The “prepared” MP3s suffer the same problem as any other MP3 which is that there is silence added to the beginning of the loop. This is unavoidable in the MP3 format.
The article itself is both confusing and misleading, containing such illuminating comments as;
it does something to the input file before the encoder transforms it to an MP3 file and it does something to the result after the encoder has completed running.
yet does not say what it does. As far as I can see, all it does is to minimise the added silence, but it does not solve the problem. The example file “Blues-Loop.mp3” clearly shows an additional 13 milliseconds of silence at the beginning of the file compared with the source file “Blues-Loop.wv”.
The general impression given by this article is that the problem can be “easily fixed or circumvented”, and if you don’t fully understand how to do this then you need to hire their services.
Yes the problem is easily fixed - use a different format such as OGG or WAV. This solution does not require reading through a long confused article or hiring the services of its author.
Well, I’m in no way promoting the person who wrote it. I just happened to find the article and thought it might help, not the article in itself, but the program provided(was for windows).
All I’m saying is that the software that the person had provided worked for me. If you have an option to use OGG or WAV over mp3 go for it!! I was stuck because I didn’t know any other way to embed a WAV or OGG into my swf other than convert it into mp3.

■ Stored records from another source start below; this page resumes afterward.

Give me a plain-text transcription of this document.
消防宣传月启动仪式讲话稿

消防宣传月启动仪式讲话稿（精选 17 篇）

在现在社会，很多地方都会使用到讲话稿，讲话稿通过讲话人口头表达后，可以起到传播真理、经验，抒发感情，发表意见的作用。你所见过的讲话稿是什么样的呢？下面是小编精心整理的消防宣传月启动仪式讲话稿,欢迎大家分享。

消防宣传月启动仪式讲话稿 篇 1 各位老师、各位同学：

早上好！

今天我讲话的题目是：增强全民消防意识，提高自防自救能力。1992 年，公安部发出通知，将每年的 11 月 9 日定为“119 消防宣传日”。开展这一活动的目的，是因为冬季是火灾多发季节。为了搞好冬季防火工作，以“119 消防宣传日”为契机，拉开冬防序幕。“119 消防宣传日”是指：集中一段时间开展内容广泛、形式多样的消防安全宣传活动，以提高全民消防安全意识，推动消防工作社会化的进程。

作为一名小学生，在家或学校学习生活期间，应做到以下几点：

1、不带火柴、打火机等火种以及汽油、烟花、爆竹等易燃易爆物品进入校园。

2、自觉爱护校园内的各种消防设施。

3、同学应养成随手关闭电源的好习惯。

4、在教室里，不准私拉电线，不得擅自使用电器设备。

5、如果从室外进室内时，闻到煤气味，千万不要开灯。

You can often get away with having a short amount of silence if the loop points (start and end of the file) are at zero crossing points http://en.wikipedia.org/wiki/Zero_crossing particularly if the start and end are at “silent” points in the loop. For example, if it is looped speech and the loop points occur between words, then a slightly extended gap between the last word and the (repeated) first word will be hardly noticeable.